I'm not a muslim. But I'm presuming no one would rule it out just by looking at me.
The ethnicity of my home university town of Birmingham is made up by more than 40% of non-Brits. If you take into account the number of second generations immigrants, that's a large number of people who look different. Anyone who arrives at Birmingham airport or at the main train station in Birmingham will see this straight away.
To a Brit, it's completely normal. I'm proud of the cultural diversity of the city. Just as I am thankful for the opportunity to have studied with a mixed bag of students at the University of Birmingham. The different faiths, foods, music and humour did nothing but enrich my student days.
But the numbers can be manipulated and grossly misunderstood: a Fox News commentator recently led viewers to believe that Birmingham is in fact 'a muslim-only city' where non-muslims and whites don't feel comfortable anymore. The percentage of muslims in fact lies at just over 20%.
Yes, there are pockets of the city where muslim communities are densely populated.
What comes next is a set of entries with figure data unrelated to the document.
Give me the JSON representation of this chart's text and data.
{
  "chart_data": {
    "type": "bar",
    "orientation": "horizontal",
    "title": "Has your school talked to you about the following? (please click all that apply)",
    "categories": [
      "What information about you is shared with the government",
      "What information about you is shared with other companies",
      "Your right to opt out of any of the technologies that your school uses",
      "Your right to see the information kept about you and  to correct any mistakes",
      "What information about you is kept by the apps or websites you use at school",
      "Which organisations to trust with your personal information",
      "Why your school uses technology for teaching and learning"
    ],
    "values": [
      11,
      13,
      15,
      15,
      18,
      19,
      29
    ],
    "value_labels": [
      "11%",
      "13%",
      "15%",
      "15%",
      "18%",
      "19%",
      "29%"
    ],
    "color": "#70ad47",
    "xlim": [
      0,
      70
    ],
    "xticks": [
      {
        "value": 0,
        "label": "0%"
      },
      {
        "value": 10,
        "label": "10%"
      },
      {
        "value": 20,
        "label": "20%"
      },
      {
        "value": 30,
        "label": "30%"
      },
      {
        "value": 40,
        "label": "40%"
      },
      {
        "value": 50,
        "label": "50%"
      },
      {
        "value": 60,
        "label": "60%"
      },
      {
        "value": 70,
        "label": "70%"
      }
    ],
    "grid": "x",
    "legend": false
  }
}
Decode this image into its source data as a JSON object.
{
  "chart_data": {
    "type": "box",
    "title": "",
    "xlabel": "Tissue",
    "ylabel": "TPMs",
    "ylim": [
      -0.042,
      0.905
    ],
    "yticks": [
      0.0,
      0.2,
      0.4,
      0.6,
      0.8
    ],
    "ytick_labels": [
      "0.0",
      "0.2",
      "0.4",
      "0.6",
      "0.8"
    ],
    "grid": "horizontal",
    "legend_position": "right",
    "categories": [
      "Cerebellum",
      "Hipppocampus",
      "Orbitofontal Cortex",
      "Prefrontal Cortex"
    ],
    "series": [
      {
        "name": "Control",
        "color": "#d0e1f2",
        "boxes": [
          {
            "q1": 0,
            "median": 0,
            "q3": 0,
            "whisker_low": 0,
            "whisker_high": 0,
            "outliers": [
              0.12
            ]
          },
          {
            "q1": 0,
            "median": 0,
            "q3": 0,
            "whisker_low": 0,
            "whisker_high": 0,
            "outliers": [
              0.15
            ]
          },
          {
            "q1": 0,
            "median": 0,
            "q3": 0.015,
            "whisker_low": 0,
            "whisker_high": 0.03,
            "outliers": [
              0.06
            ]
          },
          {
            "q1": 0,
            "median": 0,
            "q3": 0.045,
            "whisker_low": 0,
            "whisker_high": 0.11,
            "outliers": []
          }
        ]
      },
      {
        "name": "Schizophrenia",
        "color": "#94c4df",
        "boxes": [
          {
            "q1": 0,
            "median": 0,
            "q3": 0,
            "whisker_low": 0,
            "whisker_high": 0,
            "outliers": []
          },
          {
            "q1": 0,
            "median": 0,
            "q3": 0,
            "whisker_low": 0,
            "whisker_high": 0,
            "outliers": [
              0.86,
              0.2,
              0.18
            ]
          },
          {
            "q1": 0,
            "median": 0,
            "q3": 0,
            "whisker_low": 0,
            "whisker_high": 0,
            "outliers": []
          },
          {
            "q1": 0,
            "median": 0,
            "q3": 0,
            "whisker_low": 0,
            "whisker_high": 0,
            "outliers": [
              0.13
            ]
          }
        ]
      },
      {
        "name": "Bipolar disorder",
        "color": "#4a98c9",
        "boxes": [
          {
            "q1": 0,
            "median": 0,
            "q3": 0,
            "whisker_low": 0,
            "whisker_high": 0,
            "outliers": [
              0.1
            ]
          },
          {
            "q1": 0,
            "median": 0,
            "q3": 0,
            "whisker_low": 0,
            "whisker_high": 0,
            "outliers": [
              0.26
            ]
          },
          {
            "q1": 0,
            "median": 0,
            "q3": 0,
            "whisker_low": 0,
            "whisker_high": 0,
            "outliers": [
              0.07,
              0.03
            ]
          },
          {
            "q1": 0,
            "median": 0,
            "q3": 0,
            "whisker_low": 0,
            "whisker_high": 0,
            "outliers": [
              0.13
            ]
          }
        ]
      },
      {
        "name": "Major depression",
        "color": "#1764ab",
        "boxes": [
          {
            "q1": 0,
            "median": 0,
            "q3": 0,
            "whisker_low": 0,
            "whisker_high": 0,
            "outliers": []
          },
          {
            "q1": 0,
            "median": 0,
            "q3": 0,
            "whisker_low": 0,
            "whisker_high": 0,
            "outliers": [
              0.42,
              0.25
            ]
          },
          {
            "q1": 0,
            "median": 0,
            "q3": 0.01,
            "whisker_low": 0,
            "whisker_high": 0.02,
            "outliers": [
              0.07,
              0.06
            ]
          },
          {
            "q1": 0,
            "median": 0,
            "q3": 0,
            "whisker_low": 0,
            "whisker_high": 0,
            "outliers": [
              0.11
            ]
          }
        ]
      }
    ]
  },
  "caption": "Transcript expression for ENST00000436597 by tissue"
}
Not that different from a Chinatown, a little Italy or a Portuguese quarter: people from all sorts of cultures build up communities. And indeed, for the best balti house in town, I suggest you head there.
Mainly, Birmingham is a city where people of all sorts live side by side. I've worked with colleagues who wear headscarves, and seen no evidence that patients have been intimidated by them. As long as the doctor was communicative, approachable, competent and empathetic, a headscarf does not make one bit of difference to a sick patient.
Although I have never had a mean thing said to me regarding my race in my time in Germany, I am frequently - often shyly sometimes blatantly - approached with questions about my background.
The Germans are much less interested in my British nationality and my British accent and much more in my native country of India. This irritated me a little at first, but now I realise that to many older Germans, I am a sort of curiosity and the encounters mostly leave me with a smile.
So many wish to tell me stories of their travel to India or their much longed for but never made trip to the land. Some are curious about my not so very Indian surname and are openly perplexed by this. Some compliment me excessively on my excellent German language skills after we have barely exchanged two words with each other. Some simply wish to tell me where their favourite Indian restaurant is.
Germany has a way to go before a 'multi-culti' side-by-side living is taken as a given, but I don't believe it to be impossible. Which is why I sometimes can't help thinking: pull yourself together! Show the world what a big nation you are! Be open, ask your questions, learn from your fellow citizens whatever their skin colour or religion and appreciate the positive things from these foreigners instead of simply noting the differences. And in turn, show them all the things that make Germany into the great place that it is and help them on their way to building a life here.
I have worked, lived, danced, laughed and played with enough people of different races to know that underneath it all we are all basically made of the same stuff. I would hope that the average German, once his or her curiosities and questions are answered, comes to the same conclusion.